Software development tools


Several tools and techniques are being studied to aid programmers and users in the development and exploitation of complex grid applications. They can be classified in three families:

  • General purpose programming environments like ASSIST (Italy), ProActive (France) and JGrid (Hungary) provide a comprehensive set of tools that simplify the programming of applications that are distributed on Local Area Networks (LAN), on cluster of workstations, or on Internet Grids;

  • Domain-specific development tools target specific needs of large communities: handling of biomedical requests on computing grids (IRIT, France), coupling HPC and Visualization (SGI Grid, Poland) or providing virtual laboratories for e-Science (VL-e, Nederland);

  • Interactive tools, i.e. grid portals (PROGRESS, Poland, and P-GRADE, Hungary) simplify the user interaction with Grid resources, enabling the execution of sequential, legacy programs on grids, as well as distributed programs that are explicitly designed to co-operate with the portal in order to fully exploit the grid.

Middleware


Middlewares are of the utmost importance, when speaking of Grid technologies, and often there is a tendency of labelling most of the Grid-related software technologies as middleware, even if it is not appropriate. A survey and a thorough discussion about middlewares is reported in the last chapter of this document, where several aspects of the surveyed data are analyzed. The most interesting classification is based on the kind of services that they provide (an excerpt follows):

  • General Grid Environments: Padico (Paco++), ProActive, UNICORE, P-GRADE, JGrid. These are “super-middleware”, which take care of practically all the Grid-related issues you might encounter when coding some application for a Grid.

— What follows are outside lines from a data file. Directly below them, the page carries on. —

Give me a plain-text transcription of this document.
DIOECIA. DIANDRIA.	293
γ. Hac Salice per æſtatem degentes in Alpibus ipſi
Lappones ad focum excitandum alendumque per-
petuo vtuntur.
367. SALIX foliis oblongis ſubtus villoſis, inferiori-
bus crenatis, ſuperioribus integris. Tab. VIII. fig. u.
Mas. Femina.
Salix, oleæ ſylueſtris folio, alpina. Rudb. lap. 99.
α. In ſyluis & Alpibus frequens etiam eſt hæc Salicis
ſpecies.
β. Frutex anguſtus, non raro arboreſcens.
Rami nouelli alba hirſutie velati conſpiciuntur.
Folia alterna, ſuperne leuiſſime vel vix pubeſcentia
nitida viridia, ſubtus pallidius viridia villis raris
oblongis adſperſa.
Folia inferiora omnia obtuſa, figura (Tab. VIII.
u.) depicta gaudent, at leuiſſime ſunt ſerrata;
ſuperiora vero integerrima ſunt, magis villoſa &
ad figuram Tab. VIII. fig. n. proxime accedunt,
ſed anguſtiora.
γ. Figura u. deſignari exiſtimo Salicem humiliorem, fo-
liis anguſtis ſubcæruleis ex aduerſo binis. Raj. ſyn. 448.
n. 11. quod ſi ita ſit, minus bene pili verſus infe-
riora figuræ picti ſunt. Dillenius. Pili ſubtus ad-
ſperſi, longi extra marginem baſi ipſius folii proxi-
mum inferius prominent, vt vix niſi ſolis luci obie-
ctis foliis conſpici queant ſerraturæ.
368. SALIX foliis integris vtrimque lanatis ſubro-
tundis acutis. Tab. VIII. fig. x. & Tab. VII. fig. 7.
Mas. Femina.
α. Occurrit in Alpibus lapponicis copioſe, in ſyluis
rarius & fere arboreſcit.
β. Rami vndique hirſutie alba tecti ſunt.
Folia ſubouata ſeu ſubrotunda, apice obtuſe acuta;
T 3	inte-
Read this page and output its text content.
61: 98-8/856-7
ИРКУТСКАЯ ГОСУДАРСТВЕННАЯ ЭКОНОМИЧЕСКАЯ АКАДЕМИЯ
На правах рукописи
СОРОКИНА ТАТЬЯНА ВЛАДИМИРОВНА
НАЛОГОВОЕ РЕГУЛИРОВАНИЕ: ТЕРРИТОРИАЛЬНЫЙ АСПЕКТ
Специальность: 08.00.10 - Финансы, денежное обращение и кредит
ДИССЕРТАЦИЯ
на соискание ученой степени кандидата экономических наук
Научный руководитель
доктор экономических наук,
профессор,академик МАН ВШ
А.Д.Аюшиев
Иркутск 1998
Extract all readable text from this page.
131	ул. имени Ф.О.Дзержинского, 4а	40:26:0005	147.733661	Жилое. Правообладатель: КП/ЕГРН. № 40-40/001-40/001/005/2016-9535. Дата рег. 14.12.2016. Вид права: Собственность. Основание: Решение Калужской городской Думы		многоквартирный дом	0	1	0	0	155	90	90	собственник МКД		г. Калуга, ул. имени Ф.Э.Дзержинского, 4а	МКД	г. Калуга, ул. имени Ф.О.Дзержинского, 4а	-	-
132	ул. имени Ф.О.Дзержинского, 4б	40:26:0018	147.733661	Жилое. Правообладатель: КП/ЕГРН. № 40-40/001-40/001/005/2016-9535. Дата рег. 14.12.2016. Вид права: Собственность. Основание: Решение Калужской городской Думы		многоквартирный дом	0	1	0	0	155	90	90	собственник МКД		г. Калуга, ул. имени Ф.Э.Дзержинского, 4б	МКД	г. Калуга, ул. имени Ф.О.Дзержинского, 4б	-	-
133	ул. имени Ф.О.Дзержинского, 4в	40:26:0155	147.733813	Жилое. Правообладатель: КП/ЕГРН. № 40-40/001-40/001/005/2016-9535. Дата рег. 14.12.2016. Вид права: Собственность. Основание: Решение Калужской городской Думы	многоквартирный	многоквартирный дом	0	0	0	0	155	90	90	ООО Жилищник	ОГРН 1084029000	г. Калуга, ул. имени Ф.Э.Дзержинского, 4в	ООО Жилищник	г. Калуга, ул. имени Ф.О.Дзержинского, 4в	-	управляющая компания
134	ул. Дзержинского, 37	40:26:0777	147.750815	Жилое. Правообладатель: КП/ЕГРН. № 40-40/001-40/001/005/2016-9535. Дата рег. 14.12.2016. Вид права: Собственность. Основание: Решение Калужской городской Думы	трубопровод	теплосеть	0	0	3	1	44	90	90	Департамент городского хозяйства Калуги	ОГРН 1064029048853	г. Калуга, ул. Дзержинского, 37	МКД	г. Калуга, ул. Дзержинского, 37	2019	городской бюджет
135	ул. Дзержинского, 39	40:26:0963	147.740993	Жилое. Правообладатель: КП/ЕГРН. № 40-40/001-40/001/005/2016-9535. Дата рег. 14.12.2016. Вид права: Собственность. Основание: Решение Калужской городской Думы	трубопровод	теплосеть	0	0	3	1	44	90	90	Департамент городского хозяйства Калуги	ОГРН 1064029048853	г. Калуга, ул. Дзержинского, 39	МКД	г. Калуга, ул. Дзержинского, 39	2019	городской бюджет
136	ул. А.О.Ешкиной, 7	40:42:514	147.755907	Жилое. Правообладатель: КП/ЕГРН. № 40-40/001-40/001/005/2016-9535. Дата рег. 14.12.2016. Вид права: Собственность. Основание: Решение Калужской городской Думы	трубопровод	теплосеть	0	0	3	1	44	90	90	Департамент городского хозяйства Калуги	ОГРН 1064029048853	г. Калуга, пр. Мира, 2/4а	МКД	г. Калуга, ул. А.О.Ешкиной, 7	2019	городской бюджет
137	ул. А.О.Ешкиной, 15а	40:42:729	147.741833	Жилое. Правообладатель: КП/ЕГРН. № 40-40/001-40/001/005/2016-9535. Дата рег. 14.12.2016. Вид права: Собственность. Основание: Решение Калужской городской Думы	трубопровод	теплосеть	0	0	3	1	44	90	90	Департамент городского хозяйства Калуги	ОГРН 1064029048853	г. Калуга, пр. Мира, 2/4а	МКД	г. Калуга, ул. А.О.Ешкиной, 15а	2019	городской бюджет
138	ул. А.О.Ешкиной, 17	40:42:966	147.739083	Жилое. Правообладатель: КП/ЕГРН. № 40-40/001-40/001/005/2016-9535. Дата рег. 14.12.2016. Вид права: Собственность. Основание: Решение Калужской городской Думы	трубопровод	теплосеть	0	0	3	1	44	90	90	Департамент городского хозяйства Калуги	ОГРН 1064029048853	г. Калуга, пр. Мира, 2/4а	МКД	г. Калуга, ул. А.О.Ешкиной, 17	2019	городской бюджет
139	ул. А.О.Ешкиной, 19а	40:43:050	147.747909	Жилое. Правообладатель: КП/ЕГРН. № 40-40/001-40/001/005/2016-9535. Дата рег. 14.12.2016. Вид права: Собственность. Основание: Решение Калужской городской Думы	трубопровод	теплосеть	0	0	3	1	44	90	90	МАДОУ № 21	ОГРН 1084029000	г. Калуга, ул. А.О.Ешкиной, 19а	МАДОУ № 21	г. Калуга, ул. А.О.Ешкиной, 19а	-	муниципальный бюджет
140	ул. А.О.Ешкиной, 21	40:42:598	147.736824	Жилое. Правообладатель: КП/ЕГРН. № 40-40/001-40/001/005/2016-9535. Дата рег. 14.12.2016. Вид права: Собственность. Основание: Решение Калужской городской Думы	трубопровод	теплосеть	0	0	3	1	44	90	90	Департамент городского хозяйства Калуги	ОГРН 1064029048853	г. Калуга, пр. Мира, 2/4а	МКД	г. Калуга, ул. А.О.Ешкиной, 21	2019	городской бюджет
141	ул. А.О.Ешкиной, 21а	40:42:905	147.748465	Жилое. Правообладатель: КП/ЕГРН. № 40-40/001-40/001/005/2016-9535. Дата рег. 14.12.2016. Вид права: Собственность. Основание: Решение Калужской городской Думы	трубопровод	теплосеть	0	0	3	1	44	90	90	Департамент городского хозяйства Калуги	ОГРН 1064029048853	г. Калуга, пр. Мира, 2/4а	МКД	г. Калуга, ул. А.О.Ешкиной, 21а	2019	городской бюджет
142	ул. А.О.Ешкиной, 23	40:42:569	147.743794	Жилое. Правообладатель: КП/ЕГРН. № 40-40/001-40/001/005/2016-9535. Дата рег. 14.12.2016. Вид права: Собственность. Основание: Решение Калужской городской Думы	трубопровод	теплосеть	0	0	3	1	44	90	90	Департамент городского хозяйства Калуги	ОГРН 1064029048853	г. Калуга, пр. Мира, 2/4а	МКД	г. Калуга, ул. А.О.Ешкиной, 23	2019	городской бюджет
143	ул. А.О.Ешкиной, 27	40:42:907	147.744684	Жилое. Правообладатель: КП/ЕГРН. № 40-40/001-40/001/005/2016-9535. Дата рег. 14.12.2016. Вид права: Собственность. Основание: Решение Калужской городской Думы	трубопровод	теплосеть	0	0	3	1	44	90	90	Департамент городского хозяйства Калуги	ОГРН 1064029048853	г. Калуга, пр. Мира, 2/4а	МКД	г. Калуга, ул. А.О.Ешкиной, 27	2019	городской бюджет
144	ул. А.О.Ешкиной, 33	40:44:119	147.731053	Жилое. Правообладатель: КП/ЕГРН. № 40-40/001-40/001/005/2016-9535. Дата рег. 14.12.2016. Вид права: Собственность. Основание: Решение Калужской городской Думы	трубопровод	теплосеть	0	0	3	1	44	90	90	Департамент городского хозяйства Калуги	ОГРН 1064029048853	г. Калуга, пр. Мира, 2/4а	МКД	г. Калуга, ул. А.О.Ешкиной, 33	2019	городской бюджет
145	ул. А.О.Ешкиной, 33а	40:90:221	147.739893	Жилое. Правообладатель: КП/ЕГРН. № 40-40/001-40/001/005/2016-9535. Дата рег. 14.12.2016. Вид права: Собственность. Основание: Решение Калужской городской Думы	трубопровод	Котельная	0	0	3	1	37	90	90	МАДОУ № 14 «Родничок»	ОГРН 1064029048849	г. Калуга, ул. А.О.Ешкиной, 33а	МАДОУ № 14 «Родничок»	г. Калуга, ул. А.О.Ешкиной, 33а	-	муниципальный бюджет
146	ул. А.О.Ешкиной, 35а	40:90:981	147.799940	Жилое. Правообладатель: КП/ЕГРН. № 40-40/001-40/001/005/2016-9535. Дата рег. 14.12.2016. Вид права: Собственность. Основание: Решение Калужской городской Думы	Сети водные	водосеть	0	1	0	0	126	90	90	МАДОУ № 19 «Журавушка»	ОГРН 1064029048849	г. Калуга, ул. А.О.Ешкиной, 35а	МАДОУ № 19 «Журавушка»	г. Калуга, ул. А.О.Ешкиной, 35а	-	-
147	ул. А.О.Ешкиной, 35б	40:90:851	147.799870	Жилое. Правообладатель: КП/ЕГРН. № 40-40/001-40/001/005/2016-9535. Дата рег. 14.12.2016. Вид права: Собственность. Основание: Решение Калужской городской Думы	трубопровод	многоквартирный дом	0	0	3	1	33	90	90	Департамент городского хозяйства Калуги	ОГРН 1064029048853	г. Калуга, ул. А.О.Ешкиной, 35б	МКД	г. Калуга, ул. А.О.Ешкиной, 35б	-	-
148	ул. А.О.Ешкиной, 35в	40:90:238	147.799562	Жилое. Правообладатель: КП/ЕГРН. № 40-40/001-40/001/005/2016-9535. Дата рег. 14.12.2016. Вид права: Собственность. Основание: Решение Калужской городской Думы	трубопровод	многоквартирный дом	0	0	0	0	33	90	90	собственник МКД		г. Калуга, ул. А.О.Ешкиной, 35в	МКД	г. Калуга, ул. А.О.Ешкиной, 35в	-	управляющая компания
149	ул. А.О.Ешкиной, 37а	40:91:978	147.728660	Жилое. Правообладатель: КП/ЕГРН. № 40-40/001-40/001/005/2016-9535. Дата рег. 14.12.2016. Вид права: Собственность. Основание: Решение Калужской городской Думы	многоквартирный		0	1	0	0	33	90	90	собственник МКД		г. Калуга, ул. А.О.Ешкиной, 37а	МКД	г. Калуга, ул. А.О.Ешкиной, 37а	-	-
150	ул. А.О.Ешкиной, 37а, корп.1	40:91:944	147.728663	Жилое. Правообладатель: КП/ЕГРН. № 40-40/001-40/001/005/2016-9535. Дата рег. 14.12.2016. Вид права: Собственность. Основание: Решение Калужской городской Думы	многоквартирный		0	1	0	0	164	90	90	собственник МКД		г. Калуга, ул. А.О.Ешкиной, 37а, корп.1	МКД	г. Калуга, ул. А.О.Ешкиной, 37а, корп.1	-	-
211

  • Grid enablement: Pacx-mpi, geddm, caraml, paco++, and most database systems (cited later). These middleware do not allow all Grid possibilities, but transform a distributed code into code that can be deployed on a Grid.

  • Legacy code: Guigen, GEMLCA. These middleware take legacy code (code written long ago, that cannot be maintained, but still works) and wrap it to make it work on a Grid.

  • Components/GUI: Guigen, ICENI, COVISE, UNICORE, P-GRADE. This is maybe the next step towards easy programming: instead of writing lines of code, the user draws the structure of the program, by dragging modules together.

  • Database: GeneGrid, GEDDM, caraml (partly). Big databases may be geographically spread apart, and the treatment may need huge computing power. Grids help solve these problems.

  • Control/Supervision: mpich-v, marmot, sgas, InfoProviders [rather resource discovery], VISIT [creation of bridge compute/visual]. The middlewares enable some control over what's happening on the Grid, and give the maintainers of the Grid a view of what exactly is running on the Grid.

  • File Systems: GridLab, ftm, GridCast [BBC stream availability], MAPFS. An important feature of Grids is being able to have files accessible from every node of the infrastructure. This needs advanced file systems which may for example fetch files on the fly, and keep coherence between distant versions of the same file.

  • Communications: VISIT. Some advanced communication abilities are required on a Grid, like linking together simulation and visualization, or to translate from one application to another.

  • Service infrastructure: DIET.

  • Job submission: GridWay. Job control is a key issue of an efficient Grid structure: one needs to be able to run concurrent applications, allocate free nodes, and stop jobs which are too greedy.

  • Business Grid: GRASP. This is maybe the future of Grid middleware, targeted at making money with the concept, and providing services or facilities for a financial contribution.

The survey suggests that for the software tools belonging to General Grid Environments, that unify the handling of all the Grid-related tasks, from deployment to scheduling to monitoring, the term middleware can be an understatement. We think that some of them could better be listed in the software development tools category.